Isolated inflammation of the tendon as it runs in the intertubercular groove of humerus. Mostly seen in young/athletic population and in aged. Mostly it is associated with rotator cuff pathology. Characterized by anterior shoulder pain which occurs with shoulder flexion and lifting activities that involve elbow flexion. Medications with UST, PEMF, stretching and ROM exercises and PRP/Anti inflammatory injections are best treatment options.

e) Rotator Cuff Tear

Two types of Tears can occur in Rotator cuff, full thickness tear or partial thickness tear.
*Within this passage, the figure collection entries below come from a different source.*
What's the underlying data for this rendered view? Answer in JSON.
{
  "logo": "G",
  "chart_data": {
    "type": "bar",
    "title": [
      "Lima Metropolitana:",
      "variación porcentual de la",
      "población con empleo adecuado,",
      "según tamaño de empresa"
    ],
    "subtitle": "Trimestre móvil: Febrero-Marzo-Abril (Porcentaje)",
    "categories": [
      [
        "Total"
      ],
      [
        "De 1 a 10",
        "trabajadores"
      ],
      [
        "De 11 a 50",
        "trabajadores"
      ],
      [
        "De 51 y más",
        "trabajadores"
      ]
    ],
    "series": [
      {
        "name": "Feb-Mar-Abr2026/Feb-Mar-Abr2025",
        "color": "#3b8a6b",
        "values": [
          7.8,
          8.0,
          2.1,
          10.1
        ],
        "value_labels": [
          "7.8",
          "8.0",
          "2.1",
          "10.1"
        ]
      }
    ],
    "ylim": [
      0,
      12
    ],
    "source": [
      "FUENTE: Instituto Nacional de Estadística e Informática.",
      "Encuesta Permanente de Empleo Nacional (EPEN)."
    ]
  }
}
Mostly tears can be traumatic or degenerative. Both types can cause excruciating pain and functional impairments. Tears can be diagnosed by clinical tests, ultrasonography and MRI. Treatment includes medications, exercises, UST, PEMF, IFT and Platelet Rich Plasma Injections.

f) Bursitis

- The subacromial-subdeltoid bursa (SASD) is a potentially pain-sensitive structure of the glenohumeral joint. Located beneath acromion bone and deltoid muscle, inflammation in this empty space can be due to trauma, degeneration, systemic illness or overuse and can lead to impingement of supraspinatus muscle. When inflamed, a bursitis limits movements such as internal rotation, abduction and flexion. A dynamic ultrasound of shoulder can reveal bursitis and treatment is 100% non-surgical and holistic which includes medicines, electrotherapy, lifestyle modifications, exercises, diet and injections.